Mr. Bobkiewicz suggested Council receive a proposed library capital improvement plan at a later date. He said the library has been devoted time to its Main Library renovation proposal, and is ahead in the planning phase of most City capital projects. He suggested setting aside one evening to talk about all City capital projects, including the library’s. “The library is ready to go,” he said.
“Will you host any public meetings at the library?” asked Alderman Peter Braithwaite, 2nd Ward.
“We have been discussing these proposed renovations at our monthly board meeting” over the past year or so, said Library Director Karen Danczak Lyons.

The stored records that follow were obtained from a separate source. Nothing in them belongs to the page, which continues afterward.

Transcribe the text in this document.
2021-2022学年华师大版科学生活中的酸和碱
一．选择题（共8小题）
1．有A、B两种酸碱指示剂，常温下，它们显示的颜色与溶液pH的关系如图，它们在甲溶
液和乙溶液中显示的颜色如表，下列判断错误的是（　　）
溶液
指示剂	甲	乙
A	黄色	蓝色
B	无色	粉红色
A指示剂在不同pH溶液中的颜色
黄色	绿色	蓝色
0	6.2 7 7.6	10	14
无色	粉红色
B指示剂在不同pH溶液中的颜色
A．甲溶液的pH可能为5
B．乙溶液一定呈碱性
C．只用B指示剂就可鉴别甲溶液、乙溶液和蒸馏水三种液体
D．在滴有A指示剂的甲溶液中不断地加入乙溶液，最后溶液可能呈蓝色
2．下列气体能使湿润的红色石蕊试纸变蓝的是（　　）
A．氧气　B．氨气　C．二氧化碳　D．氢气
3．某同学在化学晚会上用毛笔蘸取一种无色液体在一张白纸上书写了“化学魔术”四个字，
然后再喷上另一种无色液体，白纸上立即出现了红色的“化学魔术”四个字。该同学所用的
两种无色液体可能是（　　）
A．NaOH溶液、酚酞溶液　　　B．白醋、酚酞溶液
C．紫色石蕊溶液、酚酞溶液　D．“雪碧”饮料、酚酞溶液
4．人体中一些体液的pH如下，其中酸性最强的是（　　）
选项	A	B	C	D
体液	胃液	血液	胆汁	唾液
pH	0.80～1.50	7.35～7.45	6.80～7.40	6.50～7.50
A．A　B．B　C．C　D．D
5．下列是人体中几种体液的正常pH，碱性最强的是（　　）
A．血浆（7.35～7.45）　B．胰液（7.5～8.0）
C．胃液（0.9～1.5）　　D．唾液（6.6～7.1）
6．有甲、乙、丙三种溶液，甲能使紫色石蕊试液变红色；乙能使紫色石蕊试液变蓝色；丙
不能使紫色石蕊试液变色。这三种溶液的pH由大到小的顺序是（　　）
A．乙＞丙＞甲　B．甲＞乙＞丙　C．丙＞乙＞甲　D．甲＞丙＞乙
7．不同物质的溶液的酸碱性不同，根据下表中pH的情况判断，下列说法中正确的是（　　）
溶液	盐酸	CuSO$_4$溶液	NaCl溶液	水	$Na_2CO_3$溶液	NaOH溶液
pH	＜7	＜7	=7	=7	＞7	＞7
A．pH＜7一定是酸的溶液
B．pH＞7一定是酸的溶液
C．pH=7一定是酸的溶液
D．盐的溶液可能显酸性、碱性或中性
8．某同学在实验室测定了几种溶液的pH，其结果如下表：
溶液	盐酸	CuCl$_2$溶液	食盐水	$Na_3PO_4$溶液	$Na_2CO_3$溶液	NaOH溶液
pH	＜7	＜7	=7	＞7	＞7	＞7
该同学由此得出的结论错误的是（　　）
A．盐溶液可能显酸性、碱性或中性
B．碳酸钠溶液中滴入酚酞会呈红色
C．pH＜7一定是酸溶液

All board meetings are open to the public and the agendas are posted well ahead of each meeting. Director Lyons told the RoundTable the renovations would cost about $11 million, but the cost may have little impact on residents’ tax bills because current debt service being paid on the original bonds used to build the main library building are being satisfied. The project may be expenditure neutral depending on bond rates, she said, though the details are not yet known.